Response: How might we think about multimodal composing when considering universal design in our teaching, and what kinds of methods have you used/seen that prioritize accommodation?
To ensure inclusiveness when I introduce multimodal writing to the memoir group, I will begin the workshop series by defining a basic “multimodal writing” vocabulary (modes, frames, Kress’s “modules of meaning”), and after showing a few simple examples of multimodal texts, I will suggest we compose “flash memoirs” (850 words, a new form of essay), that will become the basis for our individual multimodal writing projects. Everyone is already comfortable writing essays; the flash memoir is a twist on the familiar that will be fun for all.
After finishing the flash essay (handwritten, typed, or word processed), each writer will decide between composing a digital or a non-digital multimodal text. I will provide access to digital resources for all who want to use them, and make sure that those who choose to compose non-digital multimodal texts will have whatever materials they want. I will support the writers in group workshops and one-on-one as needed.

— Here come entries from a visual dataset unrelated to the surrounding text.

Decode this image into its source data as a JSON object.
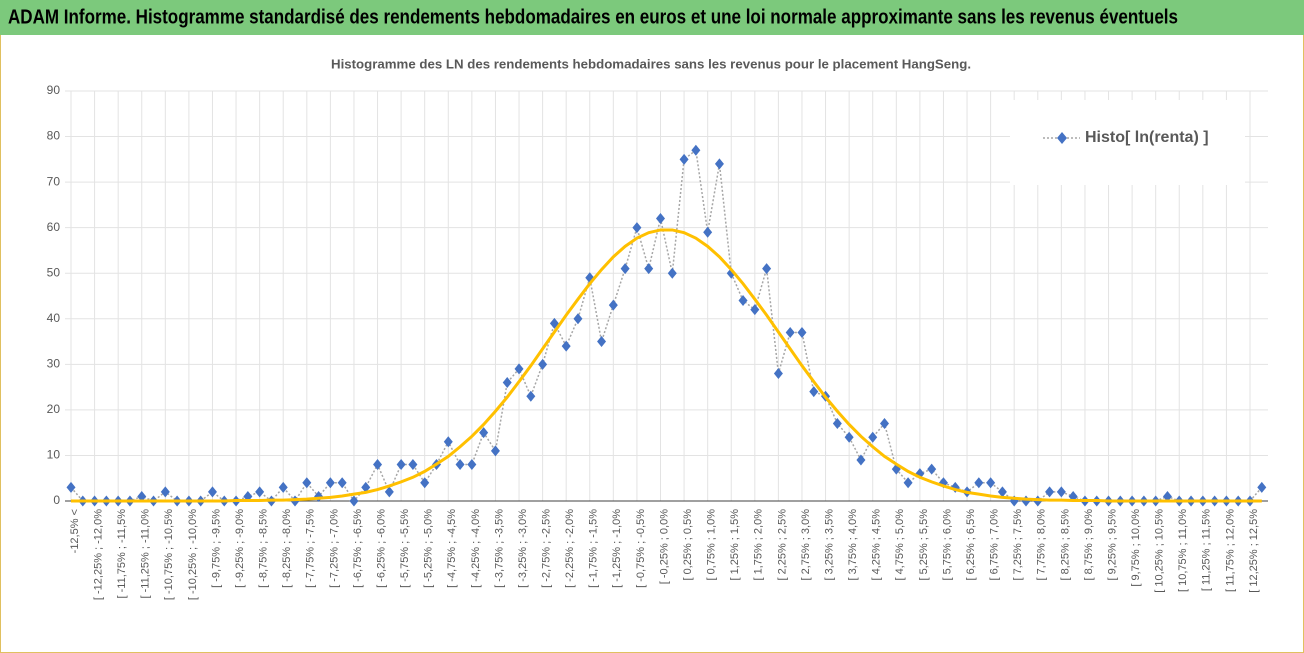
{
  "chart_data": {
    "type": "line",
    "title": "ADAM Informe. Histogramme standardisé des rendements hebdomadaires en euros et une loi normale approximante sans les revenus éventuels",
    "subtitle": "Histogramme des LN des rendements hebdomadaires sans les revenus pour le placement HangSeng.",
    "categories": [
      "-12,5% <",
      null,
      "[ -12,25% ; -12,0%",
      null,
      "[ -11,75% ; -11,5%",
      null,
      "[ -11,25% ; -11,0%",
      null,
      "[ -10,75% ; -10,5%",
      null,
      "[ -10,25% ; -10,0%",
      null,
      "[ -9,75% ; -9,5%",
      null,
      "[ -9,25% ; -9,0%",
      null,
      "[ -8,75% ; -8,5%",
      null,
      "[ -8,25% ; -8,0%",
      null,
      "[ -7,75% ; -7,5%",
      null,
      "[ -7,25% ; -7,0%",
      null,
      "[ -6,75% ; -6,5%",
      null,
      "[ -6,25% ; -6,0%",
      null,
      "[ -5,75% ; -5,5%",
      null,
      "[ -5,25% ; -5,0%",
      null,
      "[ -4,75% ; -4,5%",
      null,
      "[ -4,25% ; -4,0%",
      null,
      "[ -3,75% ; -3,5%",
      null,
      "[ -3,25% ; -3,0%",
      null,
      "[ -2,75% ; -2,5%",
      null,
      "[ -2,25% ; -2,0%",
      null,
      "[ -1,75% ; -1,5%",
      null,
      "[ -1,25% ; -1,0%",
      null,
      "[ -0,75% ; -0,5%",
      null,
      "[ -0,25% ; 0,0%",
      null,
      "[ 0,25% ; 0,5%",
      null,
      "[ 0,75% ; 1,0%",
      null,
      "[ 1,25% ; 1,5%",
      null,
      "[ 1,75% ; 2,0%",
      null,
      "[ 2,25% ; 2,5%",
      null,
      "[ 2,75% ; 3,0%",
      null,
      "[ 3,25% ; 3,5%",
      null,
      "[ 3,75% ; 4,0%",
      null,
      "[ 4,25% ; 4,5%",
      null,
      "[ 4,75% ; 5,0%",
      null,
      "[ 5,25% ; 5,5%",
      null,
      "[ 5,75% ; 6,0%",
      null,
      "[ 6,25% ; 6,5%",
      null,
      "[ 6,75% ; 7,0%",
      null,
      "[ 7,25% ; 7,5%",
      null,
      "[ 7,75% ; 8,0%",
      null,
      "[ 8,25% ; 8,5%",
      null,
      "[ 8,75% ; 9,0%",
      null,
      "[ 9,25% ; 9,5%",
      null,
      "[ 9,75% ; 10,0%",
      null,
      "[ 10,25% ; 10,5%",
      null,
      "[ 10,75% ; 11,0%",
      null,
      "[ 11,25% ; 11,5%",
      null,
      "[ 11,75% ; 12,0%",
      null,
      "[ 12,25% ; 12,5%",
      null
    ],
    "series": [
      {
        "name": "Histo[ ln(renta) ]",
        "color": "#4472c4",
        "line_color": "#a6a6a6",
        "line_style": "dotted",
        "marker": "diamond",
        "values": [
          3,
          0,
          0,
          0,
          0,
          0,
          1,
          0,
          2,
          0,
          0,
          0,
          2,
          0,
          0,
          1,
          2,
          0,
          3,
          0,
          4,
          1,
          4,
          4,
          0,
          3,
          8,
          2,
          8,
          8,
          4,
          8,
          13,
          8,
          8,
          15,
          11,
          26,
          29,
          23,
          30,
          39,
          34,
          40,
          49,
          35,
          43,
          51,
          60,
          51,
          62,
          50,
          75,
          77,
          59,
          74,
          50,
          44,
          42,
          51,
          28,
          37,
          37,
          24,
          23,
          17,
          14,
          9,
          14,
          17,
          7,
          4,
          6,
          7,
          4,
          3,
          2,
          4,
          4,
          2,
          0,
          0,
          0,
          2,
          2,
          1,
          0,
          0,
          0,
          0,
          0,
          0,
          0,
          1,
          0,
          0,
          0,
          0,
          0,
          0,
          0,
          3
        ]
      },
      {
        "color": "#ffc000",
        "line_style": "solid",
        "marker": "none",
        "values": [
          0,
          0,
          0,
          0,
          0,
          0,
          0,
          0,
          0,
          0,
          0,
          0,
          0,
          0,
          0.1,
          0.1,
          0.1,
          0.2,
          0.2,
          0.3,
          0.4,
          0.6,
          0.8,
          1.1,
          1.5,
          1.9,
          2.5,
          3.3,
          4.2,
          5.2,
          6.5,
          8.1,
          9.8,
          11.9,
          14.2,
          16.8,
          19.7,
          22.8,
          26.2,
          29.7,
          33.4,
          37.1,
          40.8,
          44.3,
          47.7,
          50.8,
          53.6,
          55.9,
          57.7,
          58.9,
          59.5,
          59.5,
          58.9,
          57.7,
          55.9,
          53.6,
          50.8,
          47.7,
          44.3,
          40.8,
          37.1,
          33.4,
          29.7,
          26.2,
          22.8,
          19.7,
          16.8,
          14.2,
          11.9,
          9.8,
          8.1,
          6.5,
          5.2,
          4.2,
          3.3,
          2.5,
          1.9,
          1.5,
          1.1,
          0.8,
          0.6,
          0.4,
          0.3,
          0.2,
          0.2,
          0.1,
          0.1,
          0.1,
          0,
          0,
          0,
          0,
          0,
          0,
          0,
          0,
          0,
          0,
          0,
          0,
          0,
          0
        ]
      }
    ],
    "ylim": [
      0,
      90
    ],
    "yticks": [
      0,
      10,
      20,
      30,
      40,
      50,
      60,
      70,
      80,
      90
    ],
    "grid": true,
    "legend": "top-right"
  }
}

Nothing is more important than making sure every writer is successful and happy with their project.
In every meeting of the writing group, we pass out printed copies (in 14-point type) of each essay read aloud. This practice accommodates vision and hearing impaired group members. When I present brief classes (15 minutes at the end of our essay readings), I always provide printed copies of what I say, so everyone “hears” the same thing; no-one has to take notes; and it’s easy to find any bit of information that slips our minds after the meeting.
My video on multimodal writing will feature some form of captioning, since there are several deaf group members. Everything I say will be communicated on the screen and the video will be accompanied by a handout for everyone’s convenience.